Yes: Building a just and sustainable world. I remember the first time I met some folks from Yes. I was in a particularly crabby mood (it was at the National Conference for Media Reform in St. Louis, which I blogged about here), and just stood there thinking, "Wow, they're so positive! How do they do it?" Anyway, this vibe of positivity definitely runs through their work, and I, for one, appreciate this aproach (tho I confess that I have to make sure I'm in the right frame of mind before I dig into an issue...).
Utne Reader: The best of the alternative press. Utne will always have a special place in my heart because it was my first foray into the world of "alternative" magazines. It was probably 17 years ago at this point, and I remember my excitement at learning about so many alternative/underground publications I otherwise would've likely never known about. On a practical level, I thought Utne was cool 'cause it was smaller in size, and there were no "jumps" (meaning that articles end on the same page they start. Way cool for those of us who find jumping around to other parts of the magazine to finish a little frustrating). They also used to (and maybe still do?) offer the Utne Awards for the best publications in the alternative press (Bitch was nominated a number of times, but we never won). Chris Dodge, one of the most knowledgeable and kind zinesterfolk I've met, used to be their librarian, and helped create an impressive collection of magazines, zines, and books that remains at their offices today. Anyway, a number of years ago, I watched in horror as the magazine seemed to be veering towards this obnoxious new-age-y feel, offering what felt like endless articles on "green capitalism" (ugh). I stopped reading it. In recent years, I've been thrilled to see that they're returning to their roots, focusing more on grassroots activism, community-building, and veering away from all that new-age um... garbage (just to be clear, I'm referring to the new age garbage that encourages total naval-gazing and individual improvement without a thought to the world around oneself). One of the highlights of last weekend's conference was spending time with current editor David Schimke and the rest of the Utne staff, the folks responsible for steering Utne back to its original intentions.

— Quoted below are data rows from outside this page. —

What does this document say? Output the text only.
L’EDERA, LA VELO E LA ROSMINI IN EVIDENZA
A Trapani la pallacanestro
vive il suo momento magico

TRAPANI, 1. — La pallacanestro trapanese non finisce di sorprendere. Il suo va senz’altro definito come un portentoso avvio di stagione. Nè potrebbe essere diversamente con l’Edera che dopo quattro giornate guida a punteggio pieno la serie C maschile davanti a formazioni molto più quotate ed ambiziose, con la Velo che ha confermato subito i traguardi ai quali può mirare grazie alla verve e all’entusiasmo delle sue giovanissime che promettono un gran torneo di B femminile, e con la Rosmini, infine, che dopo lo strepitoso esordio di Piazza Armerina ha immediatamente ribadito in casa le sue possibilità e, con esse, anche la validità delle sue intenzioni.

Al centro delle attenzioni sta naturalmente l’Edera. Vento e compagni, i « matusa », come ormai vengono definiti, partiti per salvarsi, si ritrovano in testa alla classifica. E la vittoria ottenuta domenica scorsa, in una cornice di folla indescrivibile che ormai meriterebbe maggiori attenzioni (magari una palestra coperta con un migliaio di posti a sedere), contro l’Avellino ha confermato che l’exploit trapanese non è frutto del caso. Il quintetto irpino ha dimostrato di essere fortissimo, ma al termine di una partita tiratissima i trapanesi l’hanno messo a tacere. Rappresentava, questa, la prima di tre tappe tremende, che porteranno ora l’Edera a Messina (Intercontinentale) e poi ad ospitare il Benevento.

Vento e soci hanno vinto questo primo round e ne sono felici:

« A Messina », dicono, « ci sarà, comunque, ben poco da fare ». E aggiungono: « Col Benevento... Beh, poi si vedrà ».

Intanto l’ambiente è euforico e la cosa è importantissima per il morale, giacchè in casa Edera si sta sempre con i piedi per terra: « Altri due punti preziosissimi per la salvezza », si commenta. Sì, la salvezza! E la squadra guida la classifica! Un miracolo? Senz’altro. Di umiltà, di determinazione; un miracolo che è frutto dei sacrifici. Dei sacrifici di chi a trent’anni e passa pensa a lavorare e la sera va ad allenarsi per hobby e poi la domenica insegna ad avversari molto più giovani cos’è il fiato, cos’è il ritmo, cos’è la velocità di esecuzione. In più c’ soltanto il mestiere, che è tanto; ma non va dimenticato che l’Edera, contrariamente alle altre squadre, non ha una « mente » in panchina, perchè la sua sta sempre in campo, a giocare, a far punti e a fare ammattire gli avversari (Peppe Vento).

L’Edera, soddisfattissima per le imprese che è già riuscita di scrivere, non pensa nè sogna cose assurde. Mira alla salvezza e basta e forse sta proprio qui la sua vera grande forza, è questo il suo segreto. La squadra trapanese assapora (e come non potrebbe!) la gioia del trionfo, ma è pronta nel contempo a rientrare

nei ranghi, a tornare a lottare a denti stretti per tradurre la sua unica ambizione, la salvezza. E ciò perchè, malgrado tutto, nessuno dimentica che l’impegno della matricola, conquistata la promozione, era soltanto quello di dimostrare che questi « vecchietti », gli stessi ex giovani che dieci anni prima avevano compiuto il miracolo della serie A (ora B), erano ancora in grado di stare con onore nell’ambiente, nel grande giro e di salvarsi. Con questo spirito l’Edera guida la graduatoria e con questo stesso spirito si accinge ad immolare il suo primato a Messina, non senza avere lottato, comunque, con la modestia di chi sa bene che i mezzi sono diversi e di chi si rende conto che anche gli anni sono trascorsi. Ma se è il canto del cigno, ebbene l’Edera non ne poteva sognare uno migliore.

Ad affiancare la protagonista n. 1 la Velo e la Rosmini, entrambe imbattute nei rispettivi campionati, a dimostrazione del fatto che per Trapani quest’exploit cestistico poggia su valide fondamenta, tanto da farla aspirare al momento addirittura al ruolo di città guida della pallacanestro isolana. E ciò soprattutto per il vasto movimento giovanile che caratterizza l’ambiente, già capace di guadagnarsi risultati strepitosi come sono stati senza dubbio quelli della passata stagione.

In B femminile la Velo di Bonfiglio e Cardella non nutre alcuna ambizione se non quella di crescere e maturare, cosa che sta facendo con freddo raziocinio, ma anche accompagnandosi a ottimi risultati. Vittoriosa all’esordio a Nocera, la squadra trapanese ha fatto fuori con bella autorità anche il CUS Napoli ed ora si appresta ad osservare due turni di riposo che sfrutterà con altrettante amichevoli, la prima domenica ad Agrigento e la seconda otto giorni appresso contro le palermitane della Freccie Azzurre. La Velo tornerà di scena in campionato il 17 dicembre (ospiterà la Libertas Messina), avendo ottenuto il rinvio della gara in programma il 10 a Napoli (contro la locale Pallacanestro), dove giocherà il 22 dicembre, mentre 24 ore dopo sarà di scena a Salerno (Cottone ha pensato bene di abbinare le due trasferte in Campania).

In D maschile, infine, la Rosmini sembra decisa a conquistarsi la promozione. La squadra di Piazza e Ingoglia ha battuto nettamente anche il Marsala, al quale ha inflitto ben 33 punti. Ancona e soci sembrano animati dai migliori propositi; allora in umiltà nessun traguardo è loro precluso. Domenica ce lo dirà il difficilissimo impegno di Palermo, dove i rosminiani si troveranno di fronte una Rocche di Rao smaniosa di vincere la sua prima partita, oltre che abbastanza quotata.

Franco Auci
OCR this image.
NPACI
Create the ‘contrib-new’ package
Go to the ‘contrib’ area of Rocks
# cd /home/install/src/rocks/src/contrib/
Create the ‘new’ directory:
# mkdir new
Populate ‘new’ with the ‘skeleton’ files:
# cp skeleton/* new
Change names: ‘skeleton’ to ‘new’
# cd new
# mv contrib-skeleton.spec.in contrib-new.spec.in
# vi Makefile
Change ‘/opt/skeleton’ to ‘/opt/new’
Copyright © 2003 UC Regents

Adbusters. Adbusters is pretty amazing. Over the years, they've created an effective network of artists, activists, organizers, pranksters, students, and others committed to social change. Despite the fact that in recent years, I often have trouble deciphering the point of some of their content (it sometimes seems to be some sort of masturbatory fest for graphic designers, you know?), they simply kick ass. They're one of few explicitly anti-consumerist magazines around, and they're actively trying to dismantly existing power structures. Plus, they're based in Canada. Cool...

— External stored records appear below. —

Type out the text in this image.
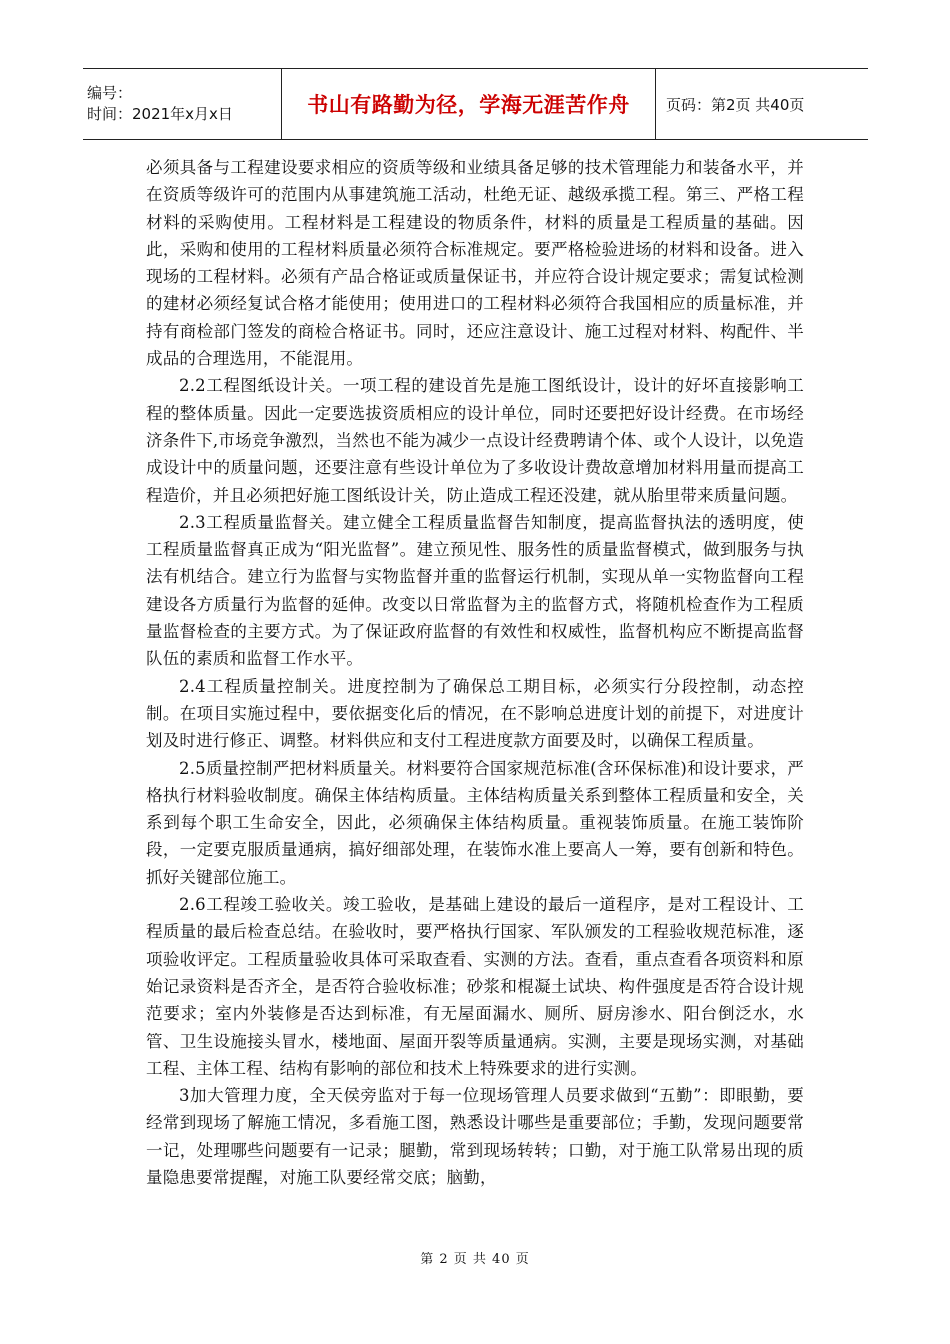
编号：
时间：2021年x月x日	书山有路勤为径，学海无涯苦作舟 页码：第2页 共40页

必须具备与工程建设要求相应的资质等级和业绩具备足够的技术管理能力和装备水平，并在资质等级许可的范围内从事建筑施工活动，杜绝无证、越级承揽工程。第三、严格工程材料的采购使用。工程材料是工程建设的物质条件，材料的质量是工程质量的基础。因此，采购和使用的工程材料质量必须符合标准规定。要严格检验进场的材料和设备。进入现场的工程材料。必须有产品合格证或质量保证书，并应符合设计规定要求；需复试检测的建材必须经复试合格才能使用；使用进口的工程材料必须符合我国相应的质量标准，并持有商检部门签发的商检合格证书。同时，还应注意设计、施工过程对材料、构配件、半成品的合理选用，不能混用。

2.2工程图纸设计关。一项工程的建设首先是施工图纸设计，设计的好坏直接影响工程的整体质量。因此一定要选拔资质相应的设计单位，同时还要把好设计经费。在市场经济条件下,市场竞争激烈，当然也不能为减少一点设计经费聘请个体、或个人设计，以免造成设计中的质量问题，还要注意有些设计单位为了多收设计费故意增加材料用量而提高工程造价，并且必须把好施工图纸设计关，防止造成工程还没建，就从胎里带来质量问题。

2.3工程质量监督关。建立健全工程质量监督告知制度，提高监督执法的透明度，使工程质量监督真正成为“阳光监督”。建立预见性、服务性的质量监督模式，做到服务与执法有机结合。建立行为监督与实物监督并重的监督运行机制，实现从单一实物监督向工程建设各方质量行为监督的延伸。改变以日常监督为主的监督方式，将随机检查作为工程质量监督检查的主要方式。为了保证政府监督的有效性和权威性，监督机构应不断提高监督队伍的素质和监督工作水平。

2.4工程质量控制关。进度控制为了确保总工期目标，必须实行分段控制，动态控制。在项目实施过程中，要依据变化后的情况，在不影响总进度计划的前提下，对进度计划及时进行修正、调整。材料供应和支付工程进度款方面要及时，以确保工程质量。

2.5质量控制严把材料质量关。材料要符合国家规范标准(含环保标准)和设计要求，严格执行材料验收制度。确保主体结构质量。主体结构质量关系到整体工程质量和安全，关系到每个职工生命安全，因此，必须确保主体结构质量。重视装饰质量。在施工装饰阶段，一定要克服质量通病，搞好细部处理，在装饰水准上要高人一筹，要有创新和特色。抓好关键部位施工。

2.6工程竣工验收关。竣工验收，是基础上建设的最后一道程序，是对工程设计、工程质量的最后检查总结。在验收时，要严格执行国家、军队颁发的工程验收规范标准，逐项验收评定。工程质量验收具体可采取查看、实测的方法。查看，重点查看各项资料和原始记录资料是否齐全，是否符合验收标准；砂浆和棍凝土试块、构件强度是否符合设计规范要求；室内外装修是否达到标准，有无屋面漏水、厕所、厨房渗水、阳台倒泛水，水管、卫生设施接头冒水，楼地面、屋面开裂等质量通病。实测，主要是现场实测，对基础工程、主体工程、结构有影响的部位和技术上特殊要求的进行实测。

3加大管理力度，全天侯旁监对于每一位现场管理人员要求做到“五勤”：即眼勤，要经常到现场了解施工情况，多看施工图，熟悉设计哪些是重要部位；手勤，发现问题要常一记，处理哪些问题要有一记录；腿勤，常到现场转转；口勤，对于施工队常易出现的质量隐患要常提醒，对施工队要经常交底；脑勤，

第 2 页 共 40 页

In These Times. The main point I want to make about In These Times is that they're one of very few magazines that specifically focus on union/labor organizing, and in today's climate of ever-weakening labor laws and corporate malfeasance, this is critical. Worker rights and worker struggles should receive much more attention than they do in radical/progressive circles.
The American Prospect and The Nation: What can I say about these two age-old publications that, to me, have always seemed targetted to middle-aged straight "white," Liberal (yes, with a capital L)? Well sometimes they do surprise me with their analysis, and despite my misgivings, I'm glad they're still around.
Ms. Magazine. I assume this inclusion was conference organizers' attempt at making sure there was a "feminist" voice in the tote. Ms. chaps my hide much of the time (I'll keep this short and simply point to the fact that they do a Ms. cruise), but again, at the end of the day, at least for now, I'm glad they're around.